Bringing Spring Inside

Bringing Spring Inside, COREY AMARO PHOTOGRAPH

 

 

Walking around the countryside as Spring unfolds has allowed me to see nature's secrets. The barren branches, the buds bursting, the petals unfolding… I now know where the flowers bloom wildly, and where I can pick from the unattended fig and cherry trees.

Yesterday I went to pick some lilacs.

 

 

 

Bringing Spring Inside

 

 

Then I gathered some long branches with tiny white roses.

My home has never had as many bouquets!

 

Bringing Spring Inside

 

Darker lilacs grew further up the path so I gathered some of those too for the living room.

On the way back I saw my neighbor, she asked if I was hopping fences to steal flowers. I knew she was teasing, but to be sure I shared my source.

 

 

 

 

 

Bringing Spring Inside

 

Today I saw an older neighbor, her arms overflowed with lilacs, she said, "Up the road, to the left, down the path and across the field there are wild lilacs bushes…"

I guess I am not the only one to find the secrets unfolding in wild places.

 

 



Comments

15 responses to “Bringing Spring Inside”

  1. Which I had some wild or abandoned lilacs to pick. I have a few bushes in my yard but they don’t get enough sun to do well. I love lilacs!
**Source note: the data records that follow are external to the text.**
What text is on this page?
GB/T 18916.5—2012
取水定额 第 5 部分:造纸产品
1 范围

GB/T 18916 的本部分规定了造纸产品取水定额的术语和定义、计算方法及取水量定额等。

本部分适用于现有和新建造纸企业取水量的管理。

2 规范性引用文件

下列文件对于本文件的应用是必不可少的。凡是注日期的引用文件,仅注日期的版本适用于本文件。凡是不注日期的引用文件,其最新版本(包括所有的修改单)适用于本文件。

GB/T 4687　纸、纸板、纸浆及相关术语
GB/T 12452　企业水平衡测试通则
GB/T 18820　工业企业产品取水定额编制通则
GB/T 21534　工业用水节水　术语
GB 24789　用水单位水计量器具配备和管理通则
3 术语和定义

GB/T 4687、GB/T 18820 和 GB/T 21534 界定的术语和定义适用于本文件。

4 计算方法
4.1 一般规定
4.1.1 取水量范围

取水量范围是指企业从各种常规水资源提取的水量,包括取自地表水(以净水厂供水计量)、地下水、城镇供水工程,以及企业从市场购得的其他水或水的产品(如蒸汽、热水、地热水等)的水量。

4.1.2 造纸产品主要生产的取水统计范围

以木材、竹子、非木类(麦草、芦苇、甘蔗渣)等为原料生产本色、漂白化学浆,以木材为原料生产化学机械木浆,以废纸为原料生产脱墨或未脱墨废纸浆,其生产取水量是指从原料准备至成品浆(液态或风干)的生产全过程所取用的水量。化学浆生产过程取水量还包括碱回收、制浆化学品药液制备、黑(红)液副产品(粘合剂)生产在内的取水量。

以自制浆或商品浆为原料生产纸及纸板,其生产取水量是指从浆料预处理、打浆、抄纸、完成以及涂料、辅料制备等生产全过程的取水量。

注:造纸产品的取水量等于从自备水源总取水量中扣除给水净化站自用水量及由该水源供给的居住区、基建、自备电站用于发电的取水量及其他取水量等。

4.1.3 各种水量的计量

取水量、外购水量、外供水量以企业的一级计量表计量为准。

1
  2. Our house came with a lilac bush by the kitchen steps. The flowers aren’t as deep a shade, but the plant (already mature when we bought the place) has thrived on benign neglect for probably at least a half-century! We don’t cut bouquets to bring indoors, but its convenient location allows us to view it easily when it’s in bloom (which should start in a few more weeks here).

  3. Diogenes

    Corey your place looks lovely. Lilacs are wonderful right?

  4. They are! One of my favorites.

  5. Gorgeous lilacs!!! Gorgeous home!
    I love these unattended surprises.
    The more flowers the better.

  6. My favorite flower..lilacs! I grew up with a long hedge of them in our yard & oh, the intoxicating scent of them in spring! I miss them so much as I live in a climate they don’t grow in. 🙁

  7. When we were kids in Illinois, there was a vacant lot next door. There used to be an old farmhouse there, but nothing remained but the foundation. In the spring, we gathered lilacs from the bushes until we couldn’t carry anymore. And in the summer, there were raspberries and blackberries on the property as well. Wonderful memories! And the smells!

  8. this bring to mind a time when my grade school daughter brought me a bouquet of lilacs she picked as she walked down the road after the school bus dropped her off. She hated the scent of them, and was allergic, but she knew how much I loved them. One of those cherished moments I will always remember at the mention of lilacs.

  9. Chico Sue

    Oh, the lilacs! The sweet, sweet lilacs! Nothing speaks of Spring more wonderfully than lilacs! How lucky you are to have them. They are so rare in Chico, California.

  10. Here too my house is scented by the wonderful smell of freshly cut lilacs. Like you, I collect flowers whilst out walking and I always feel slightly guilty when I walk back down a path carrying wild flowers, I know they truly do not belong to anyone, but there is always that little niggle!

  11. Julie Loeschke

    I can smell them from here in Montana. 🙂 Our won’t be out for a while yet.

  12. Rebecca from the pacific northwest

    Wild lilacs! wonderful. They always make me wonder who originally planted them (I think of them as a domesticated plant.) Like wondering who planted the pear trees on my parent’s land out in the country in Oklahoma, where only a remnant of the pioneers’ cellar was left, and the pear trees that still produced wonderfully.

  13. Irene Thomas

    I am reminded of Mary’s Altar each May at St. John Fisher School, Chicago. Mary’s statue was surrounded by peonies and lilacs each spring. Here in CA, a few people are able to grow “real” lilacs by watering them with ice water each winter. They are puny things. I’ve never seen a peony growing here. Gorgeous, it’s just fun to think about them and talk about them. Thanks for your photo, and the memories,
    Corey.

  14. Spring is the scent of rain caressed lilacs to me!
    Every spring, and only in the spring, I wear Frederic Malle’s En Passent, which is the most beautiful and delicate lilac perfume. It is my spring ritual 🙂
    I love how your older neighbour shared her secret source, and how seasonal life is in Europe!
    Here, there is snow season, and barbecue season, and they often overlap. spring is fleeting — we will be in the mid 20s later this week, while at the end of last week, we were being threatened with snow flurries. Hard to mark seasons when they are so blurred…

  15. Gorgeous lilacs, they shine in your home, and I’m sure your rooms are now filled with the same fragrance that’s wafting all over town here in Vienna right now!